If the fact that courts are forced to rationally apply those principles, and that this might lead to outcomes the authors may not have anticipated, is a check on the pomposity and self-righteous arrogance of lawmakers, then that’s fine.

What you are telling me is that the Constitution (or really, the Bill of Rights) ALREADY resembles the Internal Revenue Code. If so, then it would at least be nice if it was really written than way, instead of masquerading as a document of grandiose rights.

So? What is the point of bringing this up if you aren’t going anywhere with it?

I don’t see the difference. A historical inquiry will always tell us what the framers each individually claimed the law accomplishes or says. Which, as we see in the Schiavo case, is often flat-out false.

But gee, funny how you suddenly object to hyperbole used to ridicule some school judicial interpretation!

How in heaven’s name you got from"some rights exist" to “the legislature cannot regulate any rights at all” is completely beyond me. It’d be completely baffling if you said that since there is a freedom of speech in the Constitution, the legislatures cannot regulate it at all. Please explain.
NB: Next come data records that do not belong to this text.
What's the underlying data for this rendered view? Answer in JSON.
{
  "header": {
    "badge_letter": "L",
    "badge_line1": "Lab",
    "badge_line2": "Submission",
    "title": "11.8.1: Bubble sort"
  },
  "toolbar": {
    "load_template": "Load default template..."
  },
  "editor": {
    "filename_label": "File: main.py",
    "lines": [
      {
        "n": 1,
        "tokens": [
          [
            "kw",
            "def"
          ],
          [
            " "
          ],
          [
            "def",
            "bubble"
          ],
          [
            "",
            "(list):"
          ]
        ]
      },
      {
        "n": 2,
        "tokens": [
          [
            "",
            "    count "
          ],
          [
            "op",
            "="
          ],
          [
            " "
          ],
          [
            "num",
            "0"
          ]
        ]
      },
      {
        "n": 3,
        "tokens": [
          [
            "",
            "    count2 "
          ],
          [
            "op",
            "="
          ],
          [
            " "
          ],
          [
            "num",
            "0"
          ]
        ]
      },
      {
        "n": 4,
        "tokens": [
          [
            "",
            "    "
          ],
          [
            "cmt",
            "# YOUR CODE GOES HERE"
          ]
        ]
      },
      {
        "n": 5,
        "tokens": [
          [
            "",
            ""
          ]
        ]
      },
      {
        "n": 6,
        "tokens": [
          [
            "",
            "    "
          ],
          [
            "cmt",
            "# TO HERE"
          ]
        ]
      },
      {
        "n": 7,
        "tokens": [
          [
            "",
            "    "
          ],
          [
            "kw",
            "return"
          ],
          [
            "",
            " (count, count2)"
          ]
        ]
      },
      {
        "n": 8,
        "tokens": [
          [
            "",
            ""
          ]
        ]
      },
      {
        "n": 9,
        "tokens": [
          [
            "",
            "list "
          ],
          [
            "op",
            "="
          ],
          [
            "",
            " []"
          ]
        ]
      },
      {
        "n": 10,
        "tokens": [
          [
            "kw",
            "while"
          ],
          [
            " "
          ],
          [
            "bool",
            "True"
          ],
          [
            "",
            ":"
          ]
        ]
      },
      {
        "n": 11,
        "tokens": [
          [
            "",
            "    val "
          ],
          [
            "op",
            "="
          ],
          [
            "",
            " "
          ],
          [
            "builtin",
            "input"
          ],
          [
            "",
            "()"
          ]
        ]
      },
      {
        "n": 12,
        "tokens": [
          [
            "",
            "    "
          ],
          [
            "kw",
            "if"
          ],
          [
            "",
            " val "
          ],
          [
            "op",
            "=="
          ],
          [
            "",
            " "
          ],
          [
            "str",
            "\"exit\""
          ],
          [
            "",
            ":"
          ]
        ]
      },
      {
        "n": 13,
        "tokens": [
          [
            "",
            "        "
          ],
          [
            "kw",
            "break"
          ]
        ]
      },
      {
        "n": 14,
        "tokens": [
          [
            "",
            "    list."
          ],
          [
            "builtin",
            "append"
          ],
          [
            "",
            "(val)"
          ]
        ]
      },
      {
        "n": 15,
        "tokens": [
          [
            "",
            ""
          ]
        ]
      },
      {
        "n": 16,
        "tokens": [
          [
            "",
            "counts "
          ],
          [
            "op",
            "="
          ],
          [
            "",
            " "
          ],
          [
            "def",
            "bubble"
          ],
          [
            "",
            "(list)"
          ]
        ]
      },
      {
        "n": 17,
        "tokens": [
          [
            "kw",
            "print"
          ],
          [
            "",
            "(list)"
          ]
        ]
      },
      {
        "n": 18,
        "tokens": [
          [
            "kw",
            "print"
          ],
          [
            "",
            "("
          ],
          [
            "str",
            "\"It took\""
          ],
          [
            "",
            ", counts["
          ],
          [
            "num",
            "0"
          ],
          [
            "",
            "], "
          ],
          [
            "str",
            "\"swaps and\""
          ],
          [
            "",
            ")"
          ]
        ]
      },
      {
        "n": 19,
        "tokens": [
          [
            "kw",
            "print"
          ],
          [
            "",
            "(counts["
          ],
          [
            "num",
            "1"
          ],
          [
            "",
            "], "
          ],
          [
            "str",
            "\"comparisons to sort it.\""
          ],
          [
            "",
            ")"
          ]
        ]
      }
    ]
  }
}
Equally clear, or clear? I’ll admit a specific enumeration of a right in the Constitution may be more clear than one that isn’t. But that doesn’t make the rights any less “clear”.

Well, it seems to me that “The enumeration in the Constitution, of certain rights, shall not be construed to deny or disparage others retained by the people” seems a pretty clear statement by the founders that the Constitution is not the sole list of what rights exist. Many of the fathers were terrified of the point of view you seem to be advocating. And stating that there must be some pre-existing textualist enumeration in state constitutions or statutes before the founders considered something a right is… well wrong. The secondary sources you obviously have read, almost without fail indicate that there exist rights beyond those put down in writing. Seems pretty clear to me, I don’t know why you have a problem with it.

Of course it is different. Marriage is a fundamental right. Although the Constitution does not specifically say “Congress shall enact no law infringing upon the freedom to marry”, I think you’d be hard pressed to say it isn’t. In addition, there’s Loving, and other precedent, that hold that it is. The Mass. Supreme Court followed precedent, and, without being “activist” made a ruling clearly in line with that, and other, precedent.

I suppose your point of view would make sense if you believed that the recognition by the judiciary of any right not specifically enumerated in the Constitution is “judicial activism”. I think you run into the same problem when arguing that only the legislative branch is allowed to determine what rights exist and how they can be enforced. I think both arguments are clearly against the text, history, and meaning of the Constitution.

Now, I’m going to be indisposed over the 3 days, so I won’t be able to respond, but, if you can be patient, hopefully we can continue this discussion. I know you’ve done it before, but I’ve never jumped in before.